The White House is managing a mix of other Fed appointments with an eye toward announcing a slate of nominees simultaneously. Mr. Biden inherited one vacancy on the Fed’s board when he became president, and there will be at least one more after Fed Vice Chairman Richard Clarida’s term expires in January. Mr. Biden also has to designate someone to a four-year term of vice chairman of bank supervision after that post, held by Fed governor Randal Quarles, expired last month.

Fed governor Lael Brainard has been seen as a possible candidate for chair, if Mr. Powell isn’t reappointed, and as a candidate for either of the two vice chair positions, if Mr. Powell is offered a second term.

Since the summer, Mr. Powell has been the front-runner for the appointment, but his standing was dented in September by a reputational crisis over stock-trading disclosures that resulted in the resignations of two senior officials.

The controversy cast a cloud over Mr.
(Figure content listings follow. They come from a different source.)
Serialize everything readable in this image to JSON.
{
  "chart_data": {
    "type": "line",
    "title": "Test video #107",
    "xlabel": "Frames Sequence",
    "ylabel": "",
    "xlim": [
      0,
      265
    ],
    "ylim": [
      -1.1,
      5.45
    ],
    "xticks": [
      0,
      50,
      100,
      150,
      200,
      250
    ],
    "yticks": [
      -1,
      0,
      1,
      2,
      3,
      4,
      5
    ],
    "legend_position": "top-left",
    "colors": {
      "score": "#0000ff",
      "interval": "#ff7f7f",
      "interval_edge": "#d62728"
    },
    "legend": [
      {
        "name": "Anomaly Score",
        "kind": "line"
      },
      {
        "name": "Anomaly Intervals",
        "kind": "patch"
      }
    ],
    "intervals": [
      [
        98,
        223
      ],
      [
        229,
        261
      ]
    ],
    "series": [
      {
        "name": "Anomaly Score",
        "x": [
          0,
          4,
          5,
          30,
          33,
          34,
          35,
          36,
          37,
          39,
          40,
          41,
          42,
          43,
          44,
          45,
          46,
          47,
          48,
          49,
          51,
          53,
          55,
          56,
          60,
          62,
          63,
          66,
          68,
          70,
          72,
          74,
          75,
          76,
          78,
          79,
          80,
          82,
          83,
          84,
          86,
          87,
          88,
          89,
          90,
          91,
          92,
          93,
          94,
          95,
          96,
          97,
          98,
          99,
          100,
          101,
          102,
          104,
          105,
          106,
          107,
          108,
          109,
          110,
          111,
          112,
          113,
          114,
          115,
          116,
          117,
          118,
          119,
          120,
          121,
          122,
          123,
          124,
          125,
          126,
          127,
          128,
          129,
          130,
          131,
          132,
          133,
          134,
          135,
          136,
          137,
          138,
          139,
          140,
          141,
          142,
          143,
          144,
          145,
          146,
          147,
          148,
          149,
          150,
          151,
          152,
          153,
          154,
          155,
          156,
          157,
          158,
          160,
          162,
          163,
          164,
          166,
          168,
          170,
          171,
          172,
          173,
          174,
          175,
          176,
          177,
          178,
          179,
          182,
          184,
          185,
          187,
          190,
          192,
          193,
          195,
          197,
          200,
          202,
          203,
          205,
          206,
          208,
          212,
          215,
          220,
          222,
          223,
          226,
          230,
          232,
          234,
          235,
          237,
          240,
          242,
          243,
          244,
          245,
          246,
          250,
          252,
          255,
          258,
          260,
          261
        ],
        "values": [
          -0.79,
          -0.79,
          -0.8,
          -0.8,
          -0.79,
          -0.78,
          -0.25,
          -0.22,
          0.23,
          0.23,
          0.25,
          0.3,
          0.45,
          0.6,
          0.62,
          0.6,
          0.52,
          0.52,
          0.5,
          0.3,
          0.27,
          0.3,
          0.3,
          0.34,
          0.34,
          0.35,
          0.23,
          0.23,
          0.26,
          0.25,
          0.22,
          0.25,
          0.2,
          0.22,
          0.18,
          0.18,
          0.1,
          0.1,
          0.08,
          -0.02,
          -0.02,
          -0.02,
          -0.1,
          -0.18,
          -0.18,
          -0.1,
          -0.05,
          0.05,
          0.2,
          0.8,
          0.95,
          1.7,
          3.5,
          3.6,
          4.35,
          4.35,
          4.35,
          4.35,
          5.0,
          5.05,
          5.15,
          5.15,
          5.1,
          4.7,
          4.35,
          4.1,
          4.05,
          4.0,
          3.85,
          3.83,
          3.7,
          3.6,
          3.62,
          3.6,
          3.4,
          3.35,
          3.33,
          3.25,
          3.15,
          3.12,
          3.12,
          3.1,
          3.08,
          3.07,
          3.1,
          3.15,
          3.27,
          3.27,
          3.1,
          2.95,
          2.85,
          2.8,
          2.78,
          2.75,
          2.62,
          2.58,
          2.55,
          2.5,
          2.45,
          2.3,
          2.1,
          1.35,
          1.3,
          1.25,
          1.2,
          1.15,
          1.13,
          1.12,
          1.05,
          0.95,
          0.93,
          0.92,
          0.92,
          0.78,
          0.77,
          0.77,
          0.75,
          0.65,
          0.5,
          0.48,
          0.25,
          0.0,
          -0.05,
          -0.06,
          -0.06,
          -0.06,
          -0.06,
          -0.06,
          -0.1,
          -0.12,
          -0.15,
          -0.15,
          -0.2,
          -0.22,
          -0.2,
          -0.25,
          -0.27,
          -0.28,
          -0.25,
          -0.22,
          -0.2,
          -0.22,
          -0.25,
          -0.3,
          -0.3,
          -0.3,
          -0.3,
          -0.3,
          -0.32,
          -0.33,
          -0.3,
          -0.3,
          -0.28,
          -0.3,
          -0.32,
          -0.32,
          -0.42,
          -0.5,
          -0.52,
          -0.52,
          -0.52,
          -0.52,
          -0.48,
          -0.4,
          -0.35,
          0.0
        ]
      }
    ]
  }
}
Powell’s prospects by giving a vocal minority of Democrats who were already opposed to his nomination, led by Massachusetts Sen. Elizabeth Warren, new grounds to call for his replacement.

Two weeks ago, Mr. Powell unveiled sweeping personal-investing restrictions on senior officials in a bid to address the fallout from the conflict-of-interest controversy.

Mr. Powell, a Republican, was initially named to the Fed’s seven-member board 10 years ago by then-President Obama and elevated to the chairman’s post four years ago by then-President Trump.

Mr. Biden’s choice of who should lead the Fed is coming at a delicate moment for the institution. Mr. Powell, Ms. Brainard and other senior Fed leaders initially described inflationary pressures this year as transitory, implying that price increases would be short-lived. But officials are now bracing for a longer interval of higher prices, as supply-chain bottlenecks worsen, and as energy and other commodity prices rise.

The Fed on Wednesday said it would begin winding down later this month its $120-billion-a-month bond-buying stimulus program, charting a course to end the purchases entirely by June. Officials don’t want to raise interest rates until they have ended the bond purchases.

“We need to be in a position to act in case it becomes necessary to do so,” Mr. Powell said at a press conference Wednesday. “We think we can be patient. If a response is called for, we will not hesitate.”